When I started the novice progression over a year ago I gave up on conventional deadlifts for several reasons... They hurt my back. I felt that I couldn't get into the correct starting position. I could lift a lot more pulling sumo.
So I decided to do sumo deadlifts instead. (My current sumo 1RM is 441lbs). However, pulling sumo has started to aggravate an old injury in my hip. Rather than try and change my sumo form, I thought I may as well use the opportunity to transition to conventional deadlifts.
Here is the last conventional deadlift set I did:
Deadlift Form Check (130kg / 287lb) - YouTube
Sorry if the weight (287lbs) is a bit light, but it is only my third workout trying conventional and I am currently doing 11lb (5kg) jumps. I will upload another one when it gets heavier, I just want to make sure that I am not going to injure myself for now.
I don't find the weight that difficult, but I setting my back is extremely difficult, (like 75% of the effort I am putting into the lift is just trying to set my back) and I think it comes unlocked when the weight leaves the floor.
Any advice is greatly appreciated. Thank you for your time.

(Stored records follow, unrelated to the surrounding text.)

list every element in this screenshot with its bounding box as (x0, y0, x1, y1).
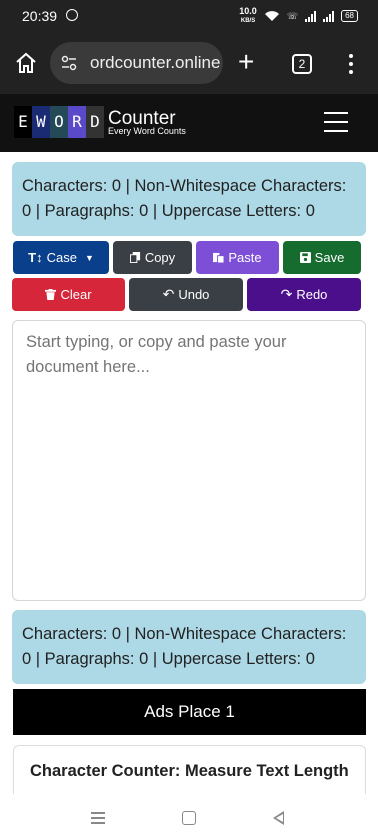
logo-letter: W (32, 106, 50, 138)
hamburger-menu-icon[interactable] (324, 112, 348, 132)
browser-toolbar: ordcounter.online + 2 (0, 32, 378, 94)
logo-letter: R (68, 106, 86, 138)
copy-button[interactable]: Copy (113, 241, 192, 274)
nav-back-icon-inner (275, 813, 283, 822)
status-icons: 10.0 KB/S ☏ 68 (239, 7, 358, 25)
whatsapp-icon (66, 9, 78, 21)
nav-home-icon[interactable] (182, 811, 196, 825)
undo-button-label: Undo (178, 287, 210, 302)
case-button-label: Case (46, 250, 77, 265)
paste-button-label: Paste (228, 250, 262, 265)
redo-button-label: Redo (296, 287, 328, 302)
paste-icon (213, 252, 225, 263)
volte-icon: ☏ (286, 10, 299, 21)
recent-apps-icon[interactable] (91, 812, 105, 824)
signal-icon-1 (305, 10, 317, 22)
caret-down-icon: ▼ (84, 252, 94, 263)
floppy-disk-icon (299, 252, 311, 263)
paste-button[interactable]: Paste (196, 241, 279, 274)
copy-button-label: Copy (144, 250, 176, 265)
section-title: Character Counter: Measure Text Length (30, 762, 349, 780)
logo-letter: O (50, 106, 68, 138)
tab-switcher-button[interactable]: 2 (292, 54, 312, 74)
status-bar: 20:39 10.0 KB/S ☏ 68 (0, 0, 378, 32)
url-text: ordcounter.online (90, 53, 221, 72)
clear-button-label: Clear (60, 287, 92, 302)
more-options-icon[interactable] (348, 52, 354, 74)
new-tab-icon[interactable]: + (238, 48, 254, 76)
redo-button[interactable]: ↷ Redo (247, 278, 361, 311)
logo-letter: E (14, 106, 32, 138)
ads-banner: Ads Place 1 (13, 689, 366, 735)
signal-icon-2 (323, 10, 335, 22)
stats-panel-bottom: Characters: 0 | Non-Whitespace Character… (12, 610, 366, 684)
battery-icon: 68 (341, 10, 358, 22)
net-speed: 10.0 KB/S (239, 6, 257, 25)
trash-icon (45, 289, 57, 300)
undo-button[interactable]: ↶ Undo (129, 278, 243, 311)
site-settings-icon[interactable] (60, 54, 78, 72)
copy-icon (129, 252, 140, 263)
wifi-icon (264, 11, 279, 21)
document-textarea[interactable] (12, 320, 366, 601)
status-time: 20:39 (22, 8, 58, 24)
save-button[interactable]: Save (283, 241, 361, 274)
home-icon[interactable] (14, 51, 38, 75)
logo-letter: D (86, 106, 104, 138)
stats-panel-top: Characters: 0 | Non-Whitespace Character… (12, 162, 366, 236)
save-button-label: Save (314, 250, 345, 265)
redo-icon: ↷ (280, 286, 293, 302)
text-height-icon: T↕ (28, 250, 43, 265)
site-logo[interactable]: E W O R D (14, 106, 104, 138)
clear-button[interactable]: Clear (12, 278, 125, 311)
undo-icon: ↶ (162, 286, 175, 302)
case-dropdown-button[interactable]: T↕ Case ▼ (13, 241, 109, 274)
site-tagline: Every Word Counts (108, 126, 186, 136)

You are able to get your back in extension just fine. In fact, you are probably capable of overextending your back and tweaking it that way. Stop trying so hard. You go though three waves of extending your spine coupled with at least two big breaths while you are doing it on each rep. During all of that, you nudge yourself and the bar out of position. Just do the steps. Shins touch the bar. Knees go out. Squeeze the chest up (once). Big breath. Drag the bar up the shins. Your deadlift is fine. I would rather see you pull in lifting shoes, however.